Question Number: 31
PDR Number: AI-31
Date Submitted: 22/02/2022
Department or Body: Industry, Science, Energy and Resources
1. As a Party to the UN Framework Convention on Climate Change (UNFCCC), its Kyoto Protocol and the Paris Agreement (the UN climate treaties), Australia measures and reports its greenhouse gas emissions consistent with the rules and guidelines set out in decisions adopted under those UN climate treaties.
As such, Australia estimates its greenhouse gas emissions using methods consistent with guidelines prepared by the Intergovernmental Panel on Climate Change (IPCC), including the 2006 IPCC Guidelines for National Greenhouse Gas Inventories (IPCC 2006).
Consistent with these rules and guidelines, Australia submits an annual National Inventory Report to the UNFCCC that provides estimates from 1990 onwards of anthropogenic greenhouse gas emissions by sources and removals by sinks across Australia’s economy.

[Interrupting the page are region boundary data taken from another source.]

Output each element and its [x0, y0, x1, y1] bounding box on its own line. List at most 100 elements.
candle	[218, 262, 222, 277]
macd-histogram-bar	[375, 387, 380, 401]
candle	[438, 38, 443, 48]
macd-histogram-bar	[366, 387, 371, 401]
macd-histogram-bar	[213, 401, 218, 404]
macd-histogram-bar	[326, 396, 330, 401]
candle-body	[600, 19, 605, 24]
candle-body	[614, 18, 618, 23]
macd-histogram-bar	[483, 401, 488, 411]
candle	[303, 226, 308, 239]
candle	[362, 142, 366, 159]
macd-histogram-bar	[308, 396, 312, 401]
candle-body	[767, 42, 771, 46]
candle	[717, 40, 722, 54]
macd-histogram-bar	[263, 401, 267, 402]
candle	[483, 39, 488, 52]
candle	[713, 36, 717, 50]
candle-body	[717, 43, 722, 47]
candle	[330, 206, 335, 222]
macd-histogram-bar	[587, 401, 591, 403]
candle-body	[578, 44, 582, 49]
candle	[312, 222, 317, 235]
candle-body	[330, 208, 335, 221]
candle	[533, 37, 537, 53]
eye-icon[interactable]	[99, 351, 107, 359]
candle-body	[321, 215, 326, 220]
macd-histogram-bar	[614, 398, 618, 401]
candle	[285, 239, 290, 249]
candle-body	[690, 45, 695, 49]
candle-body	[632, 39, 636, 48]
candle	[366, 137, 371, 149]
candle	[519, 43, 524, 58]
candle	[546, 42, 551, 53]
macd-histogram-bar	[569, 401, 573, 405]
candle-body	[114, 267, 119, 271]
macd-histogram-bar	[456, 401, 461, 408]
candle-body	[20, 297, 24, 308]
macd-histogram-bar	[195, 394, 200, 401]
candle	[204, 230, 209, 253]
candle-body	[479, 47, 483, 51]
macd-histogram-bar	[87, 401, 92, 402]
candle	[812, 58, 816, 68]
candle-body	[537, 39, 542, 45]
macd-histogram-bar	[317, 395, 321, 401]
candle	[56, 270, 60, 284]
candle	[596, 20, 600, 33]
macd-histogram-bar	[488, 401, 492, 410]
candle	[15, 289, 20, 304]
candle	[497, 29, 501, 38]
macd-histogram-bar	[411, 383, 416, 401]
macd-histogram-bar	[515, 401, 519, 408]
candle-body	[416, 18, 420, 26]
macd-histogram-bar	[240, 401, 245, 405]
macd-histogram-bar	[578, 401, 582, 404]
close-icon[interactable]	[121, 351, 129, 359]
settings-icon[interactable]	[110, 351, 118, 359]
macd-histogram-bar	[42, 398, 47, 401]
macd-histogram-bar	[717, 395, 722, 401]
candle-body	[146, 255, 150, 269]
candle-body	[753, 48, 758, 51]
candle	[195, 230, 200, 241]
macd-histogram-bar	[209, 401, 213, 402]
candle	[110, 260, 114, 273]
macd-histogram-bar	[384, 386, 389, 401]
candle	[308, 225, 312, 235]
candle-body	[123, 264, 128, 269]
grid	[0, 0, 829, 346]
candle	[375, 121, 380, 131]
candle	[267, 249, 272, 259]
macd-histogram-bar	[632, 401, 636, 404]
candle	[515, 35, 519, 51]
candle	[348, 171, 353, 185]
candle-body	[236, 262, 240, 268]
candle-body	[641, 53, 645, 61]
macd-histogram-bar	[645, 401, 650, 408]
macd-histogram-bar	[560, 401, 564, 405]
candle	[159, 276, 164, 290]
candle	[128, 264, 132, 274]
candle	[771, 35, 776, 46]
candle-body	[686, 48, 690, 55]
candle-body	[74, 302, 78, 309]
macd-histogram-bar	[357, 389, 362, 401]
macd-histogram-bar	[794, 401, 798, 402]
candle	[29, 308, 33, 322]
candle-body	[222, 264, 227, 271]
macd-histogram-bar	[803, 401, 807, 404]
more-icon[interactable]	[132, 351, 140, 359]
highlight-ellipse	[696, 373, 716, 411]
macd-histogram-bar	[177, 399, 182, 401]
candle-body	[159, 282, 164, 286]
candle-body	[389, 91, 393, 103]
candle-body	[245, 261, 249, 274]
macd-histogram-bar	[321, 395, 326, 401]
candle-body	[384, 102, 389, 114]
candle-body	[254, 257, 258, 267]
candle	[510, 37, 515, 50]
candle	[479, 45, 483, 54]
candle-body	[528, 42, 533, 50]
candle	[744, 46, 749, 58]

At a domestic level, the Commonwealth National Greenhouse and Energy Reporting Act 2007 (NGER Act) requires companies whose emissions or energy use exceed specified thresholds to report their emissions from energy, industrial and waste sources in accordance with methods set out in the National Greenhouse and Energy Reporting (Measurement) Determination 2008. These methods are designed to be consistent with IPCC emission estimation guidelines in order to support implementation of Australia’s emission reporting obligations under the UN climate treaties.
2. Decisions under the UN climate treaties, including on the emission estimation and reporting rules, are taken on a consensus basis by countries who are Party to each treaty in the context of that treaty’s annual conference or meeting of the parties. Australia is an active participant in these negotiations, ensuring decisions taken reflect our national circumstances and technical expertise.
The NGER Act company-level emission estimation and reporting rules are made by the Australian government, subject to review by Parliament.
3. The UN climate treaty rules are periodically reviewed by the treaties’ Subsidiary Body for Scientific and Technological Advice, comprising the Parties to the treaties. The first review of the Paris Agreement rules will take place no later than 2028. These reviews will be informed by updates to emissions estimation guidance prepared periodically by the IPCC’s Taskforce on National Greenhouse Gas Inventories. The updates will also take into account input from countries on their experiences implementing rules, including updates and improvements to be made. Australia works closely with like-minded countries in these processes to ensure rule updates reflect our interests and national circumstances.
The company-level emission estimation and reporting rules under the NGER Act are reviewed each year by the Department of Industry, Science, Energy and Resources, in consultation with the NGER Act administrator the Clean Energy Regulator, with proposed amendments customarily subject to public consultation before they are made.
4. Each Party’s National Inventory Report is published on the UNFCCC website. Under the Paris Agreement, all countries are required to prepare national inventories applying the same rules and standards and each National Inventory Report will be subject to a technical expert review performed by a team of international inventory experts selected by the UNFCCC secretariat. The review will assess the Report’s consistency with the emissions estimation and reporting rules and guidance.
The results of the technical expert review will be published and submitted, along with the Party’s National Inventory Report and other information, for consideration by the Parties in accordance with the Paris Agreement’s Facilitative, Multilateral Consideration of Progress process (FCMP). The FCMP is a multilateral peer-review process allowing countries to ask questions of each other to better understand information reported and to hold each other to account for implementing the Paris Agreement.